Como citado anteriormente, você pode até mesmo colocar restrições forçadas no seu sistema, para garantir um fluxo continuo de entrega, no caso do desenvolvimento de software, code reviews, por exemplo. Mas elas não são as únicas! Posso listar por exemplo, banco de dados, rate-limit em APIs, capacidade do time, pair programming e uma infinidade de outros possíveis gargalos que enfrentamos ao construir um software.
Conclusão
Apesar do livro ser um romance e se passar numa fábrica, é possível traçar diversos paralelos com o que passamos no dia a dia de uma equipe de desenvolvimento de software. É importante perceber que nosso trabalho e nosso produto faz parte de uma cadeia maior, de um sistema, e que entender esse sistema e as restrições deles nos ajudam a manter um fluxo constante e de qualidade nas nossas entregas. Antes de tomar decisões precipitadas de otimização, valide as hipóteses! Tenha certeza de que de fato você está sendo produtivo e que está aumentando a performance de um gargalo.

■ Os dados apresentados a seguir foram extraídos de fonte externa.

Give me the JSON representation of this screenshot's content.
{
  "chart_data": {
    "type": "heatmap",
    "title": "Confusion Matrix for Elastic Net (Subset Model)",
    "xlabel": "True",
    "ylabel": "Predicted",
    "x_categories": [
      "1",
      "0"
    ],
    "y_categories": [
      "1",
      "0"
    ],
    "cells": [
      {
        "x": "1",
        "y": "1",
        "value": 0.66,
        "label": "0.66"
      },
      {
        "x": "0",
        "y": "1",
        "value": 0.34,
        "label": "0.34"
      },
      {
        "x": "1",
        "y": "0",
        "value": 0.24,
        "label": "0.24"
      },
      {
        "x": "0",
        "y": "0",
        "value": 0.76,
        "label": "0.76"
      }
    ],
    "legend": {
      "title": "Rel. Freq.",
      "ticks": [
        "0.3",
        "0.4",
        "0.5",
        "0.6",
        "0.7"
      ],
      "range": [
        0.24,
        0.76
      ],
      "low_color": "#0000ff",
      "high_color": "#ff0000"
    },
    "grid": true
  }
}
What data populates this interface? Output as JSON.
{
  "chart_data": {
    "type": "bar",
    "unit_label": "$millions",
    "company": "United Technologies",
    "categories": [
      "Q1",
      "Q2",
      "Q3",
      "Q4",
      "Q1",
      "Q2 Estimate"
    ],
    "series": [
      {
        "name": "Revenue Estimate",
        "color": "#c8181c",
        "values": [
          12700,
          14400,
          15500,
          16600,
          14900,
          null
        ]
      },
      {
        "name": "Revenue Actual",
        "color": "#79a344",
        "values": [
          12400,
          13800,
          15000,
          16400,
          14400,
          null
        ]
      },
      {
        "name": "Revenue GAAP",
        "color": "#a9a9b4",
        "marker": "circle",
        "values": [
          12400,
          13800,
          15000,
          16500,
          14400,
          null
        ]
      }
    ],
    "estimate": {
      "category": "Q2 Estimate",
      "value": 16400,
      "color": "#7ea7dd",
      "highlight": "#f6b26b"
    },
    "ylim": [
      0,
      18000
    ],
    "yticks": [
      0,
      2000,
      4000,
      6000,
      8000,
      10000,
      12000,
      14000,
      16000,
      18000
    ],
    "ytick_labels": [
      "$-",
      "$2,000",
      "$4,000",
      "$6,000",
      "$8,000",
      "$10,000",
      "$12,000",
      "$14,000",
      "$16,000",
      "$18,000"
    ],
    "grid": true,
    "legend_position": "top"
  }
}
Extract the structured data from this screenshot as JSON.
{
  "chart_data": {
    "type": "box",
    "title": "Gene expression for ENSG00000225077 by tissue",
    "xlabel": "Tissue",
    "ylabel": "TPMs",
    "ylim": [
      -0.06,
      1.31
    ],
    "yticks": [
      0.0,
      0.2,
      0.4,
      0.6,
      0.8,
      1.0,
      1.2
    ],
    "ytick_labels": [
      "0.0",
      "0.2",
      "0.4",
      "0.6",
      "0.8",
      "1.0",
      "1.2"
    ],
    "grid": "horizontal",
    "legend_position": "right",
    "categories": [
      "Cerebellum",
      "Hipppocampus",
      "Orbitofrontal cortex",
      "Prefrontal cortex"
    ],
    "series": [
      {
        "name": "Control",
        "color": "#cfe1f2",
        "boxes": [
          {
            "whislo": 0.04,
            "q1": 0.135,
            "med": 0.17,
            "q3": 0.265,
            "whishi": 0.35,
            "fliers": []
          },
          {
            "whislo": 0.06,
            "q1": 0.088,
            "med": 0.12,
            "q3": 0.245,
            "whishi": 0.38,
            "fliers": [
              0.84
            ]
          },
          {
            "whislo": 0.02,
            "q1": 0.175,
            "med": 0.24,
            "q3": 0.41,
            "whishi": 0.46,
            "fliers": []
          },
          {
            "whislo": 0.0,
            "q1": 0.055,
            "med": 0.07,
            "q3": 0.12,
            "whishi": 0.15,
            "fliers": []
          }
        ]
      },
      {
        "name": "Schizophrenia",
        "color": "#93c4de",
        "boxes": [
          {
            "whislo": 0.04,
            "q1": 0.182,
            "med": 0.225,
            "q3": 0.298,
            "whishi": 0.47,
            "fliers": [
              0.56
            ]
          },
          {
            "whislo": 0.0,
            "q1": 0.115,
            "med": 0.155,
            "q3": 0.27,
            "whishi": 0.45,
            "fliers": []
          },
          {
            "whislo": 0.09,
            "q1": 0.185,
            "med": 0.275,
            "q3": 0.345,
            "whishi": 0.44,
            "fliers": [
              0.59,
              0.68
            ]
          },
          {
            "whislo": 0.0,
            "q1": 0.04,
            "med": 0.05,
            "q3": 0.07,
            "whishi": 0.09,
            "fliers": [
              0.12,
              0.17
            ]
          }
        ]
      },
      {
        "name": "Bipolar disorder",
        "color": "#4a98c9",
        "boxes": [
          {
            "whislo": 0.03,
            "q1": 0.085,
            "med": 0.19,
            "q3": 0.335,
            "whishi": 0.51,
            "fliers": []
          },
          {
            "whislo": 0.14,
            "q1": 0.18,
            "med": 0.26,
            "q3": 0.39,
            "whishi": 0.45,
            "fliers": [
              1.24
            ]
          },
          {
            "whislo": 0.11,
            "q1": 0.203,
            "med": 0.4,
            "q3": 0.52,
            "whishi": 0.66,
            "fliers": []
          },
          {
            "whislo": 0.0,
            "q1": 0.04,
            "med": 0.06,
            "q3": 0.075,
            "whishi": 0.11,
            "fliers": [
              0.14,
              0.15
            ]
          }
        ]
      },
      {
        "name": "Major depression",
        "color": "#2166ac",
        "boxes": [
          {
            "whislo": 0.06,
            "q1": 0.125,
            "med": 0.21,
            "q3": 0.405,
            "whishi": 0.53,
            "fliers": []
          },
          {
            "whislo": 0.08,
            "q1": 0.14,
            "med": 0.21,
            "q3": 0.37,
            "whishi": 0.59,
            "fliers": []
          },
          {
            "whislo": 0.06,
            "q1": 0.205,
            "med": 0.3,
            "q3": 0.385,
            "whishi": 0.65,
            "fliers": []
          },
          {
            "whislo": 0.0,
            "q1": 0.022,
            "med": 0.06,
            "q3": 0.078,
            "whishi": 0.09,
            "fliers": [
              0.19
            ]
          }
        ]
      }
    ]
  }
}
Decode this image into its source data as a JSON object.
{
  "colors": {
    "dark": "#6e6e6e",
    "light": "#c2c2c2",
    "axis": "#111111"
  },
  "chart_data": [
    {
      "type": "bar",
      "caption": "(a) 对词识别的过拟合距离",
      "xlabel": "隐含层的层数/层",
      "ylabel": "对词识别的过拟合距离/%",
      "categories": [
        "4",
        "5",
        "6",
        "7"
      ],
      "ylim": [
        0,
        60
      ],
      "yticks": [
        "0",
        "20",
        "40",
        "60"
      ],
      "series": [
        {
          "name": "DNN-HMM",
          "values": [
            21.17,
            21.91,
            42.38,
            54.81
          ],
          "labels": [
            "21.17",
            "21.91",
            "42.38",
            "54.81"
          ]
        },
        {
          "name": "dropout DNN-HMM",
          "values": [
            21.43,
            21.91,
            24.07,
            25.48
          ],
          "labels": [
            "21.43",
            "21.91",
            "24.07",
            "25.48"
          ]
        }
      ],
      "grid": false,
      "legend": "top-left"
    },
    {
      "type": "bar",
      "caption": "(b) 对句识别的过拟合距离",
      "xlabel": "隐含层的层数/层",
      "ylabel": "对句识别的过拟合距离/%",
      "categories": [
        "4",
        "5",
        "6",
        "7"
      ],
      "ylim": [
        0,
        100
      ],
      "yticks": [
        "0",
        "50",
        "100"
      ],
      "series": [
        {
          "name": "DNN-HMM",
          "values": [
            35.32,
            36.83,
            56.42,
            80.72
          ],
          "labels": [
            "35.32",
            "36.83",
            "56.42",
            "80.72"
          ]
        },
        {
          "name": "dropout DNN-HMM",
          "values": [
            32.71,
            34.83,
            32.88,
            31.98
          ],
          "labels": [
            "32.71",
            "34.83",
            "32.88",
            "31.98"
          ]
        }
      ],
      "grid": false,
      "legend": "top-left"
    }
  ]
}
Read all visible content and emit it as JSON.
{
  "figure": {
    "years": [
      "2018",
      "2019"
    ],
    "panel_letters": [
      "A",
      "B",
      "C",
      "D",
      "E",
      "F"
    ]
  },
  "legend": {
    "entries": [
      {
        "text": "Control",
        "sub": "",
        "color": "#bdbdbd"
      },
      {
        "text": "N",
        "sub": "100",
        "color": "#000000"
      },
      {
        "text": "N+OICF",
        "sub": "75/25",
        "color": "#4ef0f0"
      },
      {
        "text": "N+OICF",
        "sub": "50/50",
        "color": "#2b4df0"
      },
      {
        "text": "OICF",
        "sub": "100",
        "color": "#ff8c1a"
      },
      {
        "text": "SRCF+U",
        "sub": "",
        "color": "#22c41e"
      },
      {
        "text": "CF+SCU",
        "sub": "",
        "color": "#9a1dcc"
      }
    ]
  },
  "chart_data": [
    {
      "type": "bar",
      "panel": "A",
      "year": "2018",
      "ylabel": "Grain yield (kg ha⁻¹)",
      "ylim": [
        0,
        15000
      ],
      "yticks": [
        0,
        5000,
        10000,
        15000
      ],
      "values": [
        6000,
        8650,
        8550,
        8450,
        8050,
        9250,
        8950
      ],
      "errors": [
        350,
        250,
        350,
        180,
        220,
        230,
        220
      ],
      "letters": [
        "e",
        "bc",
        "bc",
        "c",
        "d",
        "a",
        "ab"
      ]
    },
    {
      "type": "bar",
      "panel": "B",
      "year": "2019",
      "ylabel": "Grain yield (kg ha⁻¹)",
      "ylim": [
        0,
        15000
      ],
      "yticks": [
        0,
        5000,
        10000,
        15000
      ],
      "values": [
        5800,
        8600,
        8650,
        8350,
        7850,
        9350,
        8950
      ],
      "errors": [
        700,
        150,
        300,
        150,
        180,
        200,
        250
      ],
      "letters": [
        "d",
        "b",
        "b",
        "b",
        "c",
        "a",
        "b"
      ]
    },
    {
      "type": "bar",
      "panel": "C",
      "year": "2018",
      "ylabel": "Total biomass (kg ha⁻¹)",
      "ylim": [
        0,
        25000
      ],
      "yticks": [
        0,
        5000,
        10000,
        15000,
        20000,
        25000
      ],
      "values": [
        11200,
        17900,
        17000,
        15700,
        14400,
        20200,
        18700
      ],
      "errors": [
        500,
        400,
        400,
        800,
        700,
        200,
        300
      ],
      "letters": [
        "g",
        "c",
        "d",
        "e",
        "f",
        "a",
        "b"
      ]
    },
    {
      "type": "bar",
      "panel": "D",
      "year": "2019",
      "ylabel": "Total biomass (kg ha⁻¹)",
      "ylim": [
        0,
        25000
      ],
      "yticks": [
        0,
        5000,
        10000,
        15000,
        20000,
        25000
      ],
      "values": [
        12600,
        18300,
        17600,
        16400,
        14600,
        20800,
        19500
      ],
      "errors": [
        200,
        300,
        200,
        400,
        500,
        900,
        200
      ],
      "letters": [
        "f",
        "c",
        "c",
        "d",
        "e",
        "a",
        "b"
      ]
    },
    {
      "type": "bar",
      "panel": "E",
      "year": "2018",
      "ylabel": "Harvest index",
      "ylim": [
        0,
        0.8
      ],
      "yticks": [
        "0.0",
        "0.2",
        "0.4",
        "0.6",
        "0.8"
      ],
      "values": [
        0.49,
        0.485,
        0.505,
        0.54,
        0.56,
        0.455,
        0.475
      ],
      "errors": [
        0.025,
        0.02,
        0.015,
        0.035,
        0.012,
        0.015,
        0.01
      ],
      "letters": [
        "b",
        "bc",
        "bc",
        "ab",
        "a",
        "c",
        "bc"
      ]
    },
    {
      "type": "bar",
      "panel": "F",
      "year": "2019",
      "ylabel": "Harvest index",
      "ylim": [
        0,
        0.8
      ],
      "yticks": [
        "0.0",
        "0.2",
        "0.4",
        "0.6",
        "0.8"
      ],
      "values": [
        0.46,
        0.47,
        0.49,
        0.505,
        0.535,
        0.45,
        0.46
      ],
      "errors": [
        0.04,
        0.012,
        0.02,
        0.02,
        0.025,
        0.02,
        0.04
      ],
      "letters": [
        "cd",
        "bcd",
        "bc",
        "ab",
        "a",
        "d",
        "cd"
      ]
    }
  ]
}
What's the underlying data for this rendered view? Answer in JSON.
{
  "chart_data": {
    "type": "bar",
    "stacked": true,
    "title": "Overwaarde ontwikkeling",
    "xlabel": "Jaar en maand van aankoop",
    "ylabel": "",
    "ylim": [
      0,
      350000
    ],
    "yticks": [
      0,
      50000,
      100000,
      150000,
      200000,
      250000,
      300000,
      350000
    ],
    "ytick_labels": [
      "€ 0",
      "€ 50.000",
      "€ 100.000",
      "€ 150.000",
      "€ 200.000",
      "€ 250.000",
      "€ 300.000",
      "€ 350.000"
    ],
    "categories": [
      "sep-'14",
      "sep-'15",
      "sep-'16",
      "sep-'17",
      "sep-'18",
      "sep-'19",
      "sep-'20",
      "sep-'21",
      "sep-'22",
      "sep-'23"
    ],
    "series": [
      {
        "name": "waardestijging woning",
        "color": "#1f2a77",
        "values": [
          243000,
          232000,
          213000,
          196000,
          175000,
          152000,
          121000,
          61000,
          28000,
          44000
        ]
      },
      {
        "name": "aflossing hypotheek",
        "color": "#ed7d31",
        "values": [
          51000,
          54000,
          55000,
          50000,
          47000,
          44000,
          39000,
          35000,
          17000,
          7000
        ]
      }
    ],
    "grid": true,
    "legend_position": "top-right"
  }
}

Alguns aprendizados que tirei lendo o livro são:
- Produtividade não é o mesmo que ocupação. Você só é produtivo, se seu trabalho está te levando mais perto das suas metas. Ou seja, se você está trabalhando em algo que não vai mexer o ponteiro das metas, talvez isso não seja importante.
- Os gargalos são o ponto mais importante do processo. Para aumentar a eficiência geral, você precisa aumentar as eficiências dos gargalos.
- Qualquer melhoria que não seja num gargalo, é uma otimização prematura que não aumenta a eficiencia do sistema. Ter ótimos locais, não ajuda a ter um sistema ótimo.
- Para identificar seus gargalos, aplique o método cientifico. Sugira uma hipótese, baseada em dados ou até mesmo em conhecimento empírico. Dada a hipótese, se ela for verdade algo deve acontecer. Se não acontecer, ela é descartada e uma nova idéia é validada.
- A melhoria é sempre continua, quando surgirem novos gargalos, aplique o processo sistematico novamente. E sempre vão existir novas restrições e novos pontos de melhoria.
Por fim, aprendi mais sobre o meu papel na equipe e no projeto e entendi como posso moldar a minha participação para reduzir o impacto de ser um garlos. Essa então é a teoria das restrições e quem gostou eu recomendo fortemente ler o livro!